Yesterday was Mothering Sunday in the UK, a centuries-old feast when priests would go to the Mother Church of their district, and parishioners would visit the church of their baptism. From the 16th century, job rules were relaxed on the day, so that boys and girls working “in service” could take time off to visit mum, half-way through their year’s contract. Employers would pack young staff off with a simnel cake (a rich fruit cake with layers of marzipan) to bring home, in hopes that the gesture would bring a return of blessings.
In honor of all traditions that commemorate mums, we’re looking at an old picture in the NGA today. The medieval painter Giotto di Bondone (1267 – 1337) is credited with releasing Italian painting from the Byzantine style, and produced moving and memorable images of mothers. Byzantine art flourished from 330 to 1453 and used lots of gold-leaf, stylized faces, rigid poses, stiff drapery and little sense of space or volume. It was Giotto, with works like this Madonna and Child (1320 – 1330), who ushered in a new age of naturalism.
This picture was originally the central part of an altarpiece made up of five panels. Painted late in Giotto’s career, it shows the artistic leaps and bounds he made. The use of gold-leaf on the background is traditional (and typical for an altarpiece like this), symbolizing heaven. There’s gold-tooling too (on the haloes and around the edges), where the wood has been “punched” with a point to indent dotted patterns in the surface. But despite the shimmer, the other colors retain their warmth and vibrancy: soft flesh tones, slivers of hot red here and there, the deep blue mantle and the fresh green at its hem.
But the true revelation here is realism. Giotto makes this flat surface look 3D with a new approach to form. The bodies of Mary and Jesus aren’t flimsy cardboard cut-outs: instead they carry convincing corporeal weight. It’s the soft and subtle shading that’s key to carving out the impression of mass and volume. The folds of Mary’s mantle flow from dark (in the crook of her elbow, in the area of her armpit) to light (at the point of her shoulder, down her bicep) to suggest the real, physical being beneath. The baby too is rounded through tonal gradations that shape his chest and the chub at his wrists.

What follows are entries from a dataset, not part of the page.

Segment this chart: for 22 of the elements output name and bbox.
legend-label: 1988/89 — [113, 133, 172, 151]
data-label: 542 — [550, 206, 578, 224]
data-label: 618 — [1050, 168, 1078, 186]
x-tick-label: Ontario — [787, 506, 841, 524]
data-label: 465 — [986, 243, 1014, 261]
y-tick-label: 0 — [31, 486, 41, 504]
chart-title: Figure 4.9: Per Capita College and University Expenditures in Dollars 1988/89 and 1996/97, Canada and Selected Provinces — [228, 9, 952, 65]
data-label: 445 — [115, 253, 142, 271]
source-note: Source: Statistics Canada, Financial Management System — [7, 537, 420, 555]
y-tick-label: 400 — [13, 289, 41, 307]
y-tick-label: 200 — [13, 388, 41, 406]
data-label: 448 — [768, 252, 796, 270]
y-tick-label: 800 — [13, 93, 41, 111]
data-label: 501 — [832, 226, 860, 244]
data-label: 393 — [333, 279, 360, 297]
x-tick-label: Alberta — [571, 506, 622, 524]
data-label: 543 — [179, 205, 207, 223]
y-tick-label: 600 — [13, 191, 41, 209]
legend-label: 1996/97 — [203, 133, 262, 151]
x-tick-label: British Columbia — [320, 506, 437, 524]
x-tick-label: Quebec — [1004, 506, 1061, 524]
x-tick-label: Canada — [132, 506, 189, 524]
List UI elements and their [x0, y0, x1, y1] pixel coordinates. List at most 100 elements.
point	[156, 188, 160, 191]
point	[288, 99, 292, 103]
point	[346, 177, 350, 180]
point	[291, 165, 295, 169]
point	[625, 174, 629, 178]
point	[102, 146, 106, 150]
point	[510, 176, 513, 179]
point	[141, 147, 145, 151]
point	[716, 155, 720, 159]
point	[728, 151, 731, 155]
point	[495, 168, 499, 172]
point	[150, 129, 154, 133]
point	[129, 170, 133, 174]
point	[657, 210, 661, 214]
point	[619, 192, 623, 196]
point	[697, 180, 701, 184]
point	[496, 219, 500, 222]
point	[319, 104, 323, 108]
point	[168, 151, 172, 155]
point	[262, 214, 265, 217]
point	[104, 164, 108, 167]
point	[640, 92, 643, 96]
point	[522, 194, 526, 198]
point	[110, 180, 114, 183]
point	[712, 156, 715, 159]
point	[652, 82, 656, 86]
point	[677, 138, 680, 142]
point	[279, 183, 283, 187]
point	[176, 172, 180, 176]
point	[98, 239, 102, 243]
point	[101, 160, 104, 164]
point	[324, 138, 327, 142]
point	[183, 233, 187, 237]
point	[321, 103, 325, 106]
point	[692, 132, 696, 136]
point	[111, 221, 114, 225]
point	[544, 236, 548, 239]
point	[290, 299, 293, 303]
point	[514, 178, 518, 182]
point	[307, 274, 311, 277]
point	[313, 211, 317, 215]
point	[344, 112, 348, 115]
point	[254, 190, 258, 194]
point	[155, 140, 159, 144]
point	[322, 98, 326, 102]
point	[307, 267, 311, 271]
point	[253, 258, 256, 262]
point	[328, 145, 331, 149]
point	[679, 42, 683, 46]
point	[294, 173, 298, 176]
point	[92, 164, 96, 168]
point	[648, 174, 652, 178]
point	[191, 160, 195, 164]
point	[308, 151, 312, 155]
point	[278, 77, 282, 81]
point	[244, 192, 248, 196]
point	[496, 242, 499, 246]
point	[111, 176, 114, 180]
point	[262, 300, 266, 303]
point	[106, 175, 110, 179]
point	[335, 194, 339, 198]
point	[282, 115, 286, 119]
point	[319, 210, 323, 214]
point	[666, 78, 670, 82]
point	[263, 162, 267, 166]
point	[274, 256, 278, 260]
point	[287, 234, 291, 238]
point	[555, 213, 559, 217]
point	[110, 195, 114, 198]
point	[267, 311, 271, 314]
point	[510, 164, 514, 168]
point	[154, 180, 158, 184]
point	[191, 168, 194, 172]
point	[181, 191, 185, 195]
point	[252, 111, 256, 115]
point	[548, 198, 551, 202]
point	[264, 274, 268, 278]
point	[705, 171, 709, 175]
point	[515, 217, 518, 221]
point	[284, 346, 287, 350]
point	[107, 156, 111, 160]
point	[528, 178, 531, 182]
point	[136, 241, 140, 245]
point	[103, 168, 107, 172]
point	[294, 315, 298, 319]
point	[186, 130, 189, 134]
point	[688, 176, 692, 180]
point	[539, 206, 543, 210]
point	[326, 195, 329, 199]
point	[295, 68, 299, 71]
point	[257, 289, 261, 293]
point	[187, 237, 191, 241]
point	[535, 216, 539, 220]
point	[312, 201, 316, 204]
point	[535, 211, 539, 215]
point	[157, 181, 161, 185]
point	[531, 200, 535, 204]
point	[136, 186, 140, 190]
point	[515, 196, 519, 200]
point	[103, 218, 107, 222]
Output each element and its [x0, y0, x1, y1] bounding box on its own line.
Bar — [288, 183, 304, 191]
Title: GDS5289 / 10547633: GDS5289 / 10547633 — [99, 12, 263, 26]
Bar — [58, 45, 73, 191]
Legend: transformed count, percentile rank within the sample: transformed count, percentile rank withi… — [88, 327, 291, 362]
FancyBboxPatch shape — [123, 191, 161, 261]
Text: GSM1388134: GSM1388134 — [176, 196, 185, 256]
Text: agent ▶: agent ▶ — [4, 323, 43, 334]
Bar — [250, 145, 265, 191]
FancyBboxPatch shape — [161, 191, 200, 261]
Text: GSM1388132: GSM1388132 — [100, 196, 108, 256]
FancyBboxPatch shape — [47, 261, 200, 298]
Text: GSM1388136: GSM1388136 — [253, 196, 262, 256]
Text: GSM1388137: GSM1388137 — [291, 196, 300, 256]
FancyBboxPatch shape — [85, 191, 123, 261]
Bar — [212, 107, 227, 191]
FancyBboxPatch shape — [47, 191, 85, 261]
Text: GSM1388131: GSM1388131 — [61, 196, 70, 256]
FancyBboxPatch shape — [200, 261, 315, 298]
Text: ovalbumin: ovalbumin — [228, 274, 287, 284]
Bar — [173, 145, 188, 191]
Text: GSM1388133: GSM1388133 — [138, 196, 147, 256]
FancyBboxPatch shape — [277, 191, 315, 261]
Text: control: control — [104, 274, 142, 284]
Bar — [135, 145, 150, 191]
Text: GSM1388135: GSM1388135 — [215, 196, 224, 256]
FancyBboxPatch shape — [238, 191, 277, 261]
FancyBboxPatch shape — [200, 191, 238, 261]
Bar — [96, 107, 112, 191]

Giotto observed the world around him to achieve his natural look, and put his skills in pursuit of one ultimate aim: to bring new human drama and meaning to religious stories. He diminished the divide between “them” and “us” by making holy bodies look like ours and bringing us up close to his subjects. See how Mary stands almost as if in our company here (no distancing thrones or the like in sight). She’s cropped at the waist and gazes into our eyes. Gestures too are entirely relatable: she holds a rose (symbol of her purity), and baby’s decided it looks interesting, reaching to grab it with his right hand. With his other he’s got a hold of mum’s index finger, in a move we all recognize as typical of infants.
Giotto’s big steps towards realism played a fundamental role in the development of Western painting, which is why writers on the Renaissance always begin with him. Due to his focus on real experience, a picture like this becomes universal, revealing the relatable essence of human motherhood. And it seems pretty clear from this glowing image that he held the role in sparkling regard.